Your article on higher education mission groups sets out to provide a complete picture of the bodies representing institutions in a diverse higher education ecology ("Do you want to be in my gang?", 19 November). It is not clear, therefore, why you missed out ten members of GuildHE - American Intercontinental University, the Anglo European College of Chiropractic, Bradford College, the British School of Osteopathy, Holborn College, Leeds College of Art, Glyndwr University, Plymouth College of Art, Regent's College and the Tavistock and Portman NHS Foundation Trust.
It is a fundamental part of GuildHE's mission to support student choice, which is why we include private providers, charitable and not-for-profit institutions and further education colleges in our membership. We are interested in the exchange of ideas that comes from having such a broad church - as demonstrated in the opinion piece from Aldwyn Cooper, one of our members, in the same edition ("It's time to set fees free").
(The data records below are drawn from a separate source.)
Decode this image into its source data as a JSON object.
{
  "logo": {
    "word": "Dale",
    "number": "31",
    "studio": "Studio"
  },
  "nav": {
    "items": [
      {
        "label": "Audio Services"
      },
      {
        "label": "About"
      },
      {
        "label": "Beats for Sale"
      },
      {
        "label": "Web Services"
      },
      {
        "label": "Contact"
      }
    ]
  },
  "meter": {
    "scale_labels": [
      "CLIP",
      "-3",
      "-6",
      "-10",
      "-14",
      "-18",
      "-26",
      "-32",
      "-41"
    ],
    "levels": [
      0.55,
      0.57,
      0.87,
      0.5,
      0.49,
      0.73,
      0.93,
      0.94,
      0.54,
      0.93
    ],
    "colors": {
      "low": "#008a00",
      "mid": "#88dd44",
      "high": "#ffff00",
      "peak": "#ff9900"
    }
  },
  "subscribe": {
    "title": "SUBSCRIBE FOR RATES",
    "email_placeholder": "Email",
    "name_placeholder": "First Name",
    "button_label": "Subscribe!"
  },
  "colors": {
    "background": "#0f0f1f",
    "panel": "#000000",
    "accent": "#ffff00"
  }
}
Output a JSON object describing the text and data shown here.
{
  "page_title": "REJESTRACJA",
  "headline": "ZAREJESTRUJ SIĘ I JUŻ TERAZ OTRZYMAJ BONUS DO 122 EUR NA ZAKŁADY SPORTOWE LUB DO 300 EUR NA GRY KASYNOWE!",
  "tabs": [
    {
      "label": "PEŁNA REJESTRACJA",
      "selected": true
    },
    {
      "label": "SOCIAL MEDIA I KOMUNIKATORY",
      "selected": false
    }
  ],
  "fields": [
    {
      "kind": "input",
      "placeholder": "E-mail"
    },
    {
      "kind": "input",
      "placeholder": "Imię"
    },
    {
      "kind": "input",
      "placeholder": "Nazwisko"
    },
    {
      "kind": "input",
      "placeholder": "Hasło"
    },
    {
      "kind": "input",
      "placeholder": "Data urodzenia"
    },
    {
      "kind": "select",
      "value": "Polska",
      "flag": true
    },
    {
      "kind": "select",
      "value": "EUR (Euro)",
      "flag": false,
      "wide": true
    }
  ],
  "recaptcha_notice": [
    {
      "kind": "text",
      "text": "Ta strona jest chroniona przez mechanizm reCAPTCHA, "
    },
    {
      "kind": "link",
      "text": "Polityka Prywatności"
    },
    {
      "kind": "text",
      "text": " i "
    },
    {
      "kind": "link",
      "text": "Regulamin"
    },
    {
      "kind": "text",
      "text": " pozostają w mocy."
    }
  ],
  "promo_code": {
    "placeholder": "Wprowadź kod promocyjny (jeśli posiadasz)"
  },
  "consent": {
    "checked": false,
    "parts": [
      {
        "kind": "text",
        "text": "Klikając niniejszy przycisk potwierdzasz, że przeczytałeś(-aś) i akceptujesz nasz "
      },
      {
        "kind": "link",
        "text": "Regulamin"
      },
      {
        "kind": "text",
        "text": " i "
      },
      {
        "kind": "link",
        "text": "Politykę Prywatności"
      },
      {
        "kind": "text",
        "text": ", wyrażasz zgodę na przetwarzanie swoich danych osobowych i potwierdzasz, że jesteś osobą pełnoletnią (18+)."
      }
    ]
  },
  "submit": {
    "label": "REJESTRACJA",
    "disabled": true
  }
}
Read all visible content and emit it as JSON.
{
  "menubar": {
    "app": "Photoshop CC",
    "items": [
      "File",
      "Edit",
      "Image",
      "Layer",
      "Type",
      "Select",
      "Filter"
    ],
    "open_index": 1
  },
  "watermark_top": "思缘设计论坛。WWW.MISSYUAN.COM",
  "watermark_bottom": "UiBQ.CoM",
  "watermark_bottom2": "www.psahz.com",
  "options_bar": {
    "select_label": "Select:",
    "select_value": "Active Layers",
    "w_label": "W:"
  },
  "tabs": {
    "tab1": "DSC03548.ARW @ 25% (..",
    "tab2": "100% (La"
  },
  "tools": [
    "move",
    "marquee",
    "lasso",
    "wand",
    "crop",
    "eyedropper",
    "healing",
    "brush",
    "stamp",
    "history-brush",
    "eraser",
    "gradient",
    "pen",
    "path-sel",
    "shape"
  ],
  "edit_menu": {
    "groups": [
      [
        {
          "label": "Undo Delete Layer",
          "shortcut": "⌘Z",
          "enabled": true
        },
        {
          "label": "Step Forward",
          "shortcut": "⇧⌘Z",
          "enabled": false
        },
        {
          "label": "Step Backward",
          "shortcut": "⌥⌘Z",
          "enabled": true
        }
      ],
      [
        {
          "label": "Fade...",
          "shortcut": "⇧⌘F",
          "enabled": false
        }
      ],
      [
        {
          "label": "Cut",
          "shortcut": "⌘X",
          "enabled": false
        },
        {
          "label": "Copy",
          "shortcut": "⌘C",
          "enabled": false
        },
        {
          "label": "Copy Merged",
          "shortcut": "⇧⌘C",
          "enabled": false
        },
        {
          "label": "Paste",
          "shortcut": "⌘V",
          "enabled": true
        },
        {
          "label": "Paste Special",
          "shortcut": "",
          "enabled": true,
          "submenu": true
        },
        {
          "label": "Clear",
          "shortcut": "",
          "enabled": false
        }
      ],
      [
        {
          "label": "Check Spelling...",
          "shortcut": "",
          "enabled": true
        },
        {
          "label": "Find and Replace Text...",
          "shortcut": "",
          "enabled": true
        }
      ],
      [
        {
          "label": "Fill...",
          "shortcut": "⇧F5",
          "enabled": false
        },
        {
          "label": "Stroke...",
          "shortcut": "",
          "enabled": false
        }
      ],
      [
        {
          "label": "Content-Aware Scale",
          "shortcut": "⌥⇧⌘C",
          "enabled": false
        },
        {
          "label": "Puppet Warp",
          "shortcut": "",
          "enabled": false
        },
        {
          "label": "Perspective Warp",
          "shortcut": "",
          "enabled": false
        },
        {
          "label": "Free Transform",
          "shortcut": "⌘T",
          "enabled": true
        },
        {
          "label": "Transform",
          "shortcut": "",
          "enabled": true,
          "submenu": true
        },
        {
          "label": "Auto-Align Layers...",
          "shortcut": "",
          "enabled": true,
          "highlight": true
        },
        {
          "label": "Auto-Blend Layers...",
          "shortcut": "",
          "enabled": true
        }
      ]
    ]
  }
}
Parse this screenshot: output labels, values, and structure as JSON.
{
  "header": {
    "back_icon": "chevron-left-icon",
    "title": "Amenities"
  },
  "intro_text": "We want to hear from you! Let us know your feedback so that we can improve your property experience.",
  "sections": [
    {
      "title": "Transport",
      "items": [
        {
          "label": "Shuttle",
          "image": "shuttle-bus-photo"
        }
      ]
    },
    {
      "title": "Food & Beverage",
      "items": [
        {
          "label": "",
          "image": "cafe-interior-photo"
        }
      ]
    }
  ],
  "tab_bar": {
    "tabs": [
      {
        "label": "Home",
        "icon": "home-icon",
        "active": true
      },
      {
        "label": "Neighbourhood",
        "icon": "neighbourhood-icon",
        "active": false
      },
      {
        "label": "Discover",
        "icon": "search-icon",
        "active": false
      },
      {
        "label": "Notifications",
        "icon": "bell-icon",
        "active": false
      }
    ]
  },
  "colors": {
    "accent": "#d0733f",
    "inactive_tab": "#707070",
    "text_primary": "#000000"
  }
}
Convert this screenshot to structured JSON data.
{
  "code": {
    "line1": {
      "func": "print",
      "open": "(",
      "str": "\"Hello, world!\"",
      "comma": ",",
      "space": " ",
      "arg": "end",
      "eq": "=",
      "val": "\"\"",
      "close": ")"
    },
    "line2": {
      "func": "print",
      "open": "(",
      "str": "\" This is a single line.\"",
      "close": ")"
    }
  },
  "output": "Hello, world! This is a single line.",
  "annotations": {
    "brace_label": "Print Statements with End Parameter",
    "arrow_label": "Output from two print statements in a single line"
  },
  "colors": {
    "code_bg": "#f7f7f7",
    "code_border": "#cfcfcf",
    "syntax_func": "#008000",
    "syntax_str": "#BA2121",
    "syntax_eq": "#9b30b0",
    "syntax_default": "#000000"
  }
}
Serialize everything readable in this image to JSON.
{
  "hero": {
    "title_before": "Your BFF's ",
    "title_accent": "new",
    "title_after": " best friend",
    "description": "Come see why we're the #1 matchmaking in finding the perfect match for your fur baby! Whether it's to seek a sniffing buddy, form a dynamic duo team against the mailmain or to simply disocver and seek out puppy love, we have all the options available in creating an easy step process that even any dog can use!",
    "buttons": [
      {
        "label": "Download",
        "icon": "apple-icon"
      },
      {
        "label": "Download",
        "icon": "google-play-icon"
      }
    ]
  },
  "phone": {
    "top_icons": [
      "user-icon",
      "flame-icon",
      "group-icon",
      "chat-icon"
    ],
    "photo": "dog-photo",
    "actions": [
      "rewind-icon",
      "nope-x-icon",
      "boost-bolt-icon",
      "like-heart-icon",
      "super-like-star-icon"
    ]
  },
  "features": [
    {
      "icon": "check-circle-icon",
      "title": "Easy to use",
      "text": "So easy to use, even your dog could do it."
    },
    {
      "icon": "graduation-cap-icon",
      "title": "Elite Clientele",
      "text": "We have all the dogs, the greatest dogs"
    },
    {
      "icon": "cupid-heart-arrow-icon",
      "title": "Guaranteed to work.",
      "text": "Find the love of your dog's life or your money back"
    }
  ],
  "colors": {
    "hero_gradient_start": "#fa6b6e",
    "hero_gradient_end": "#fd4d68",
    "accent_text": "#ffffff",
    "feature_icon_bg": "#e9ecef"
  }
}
The diversity of our membership also explains why GuildHE, like Universities UK, is not a mission group, but a representative body. Although it is true that we speak for the smaller specialist institutions, our members also include university vice-chancellors.
We believe that in the present climate, it is particularly important for all higher education bodies to work together to transmit positive public messages on the benefits of higher education. It is possible to be in harmony, although we sing with different voices.
Alice R. Hynes, Chief executive officer, GuildHE.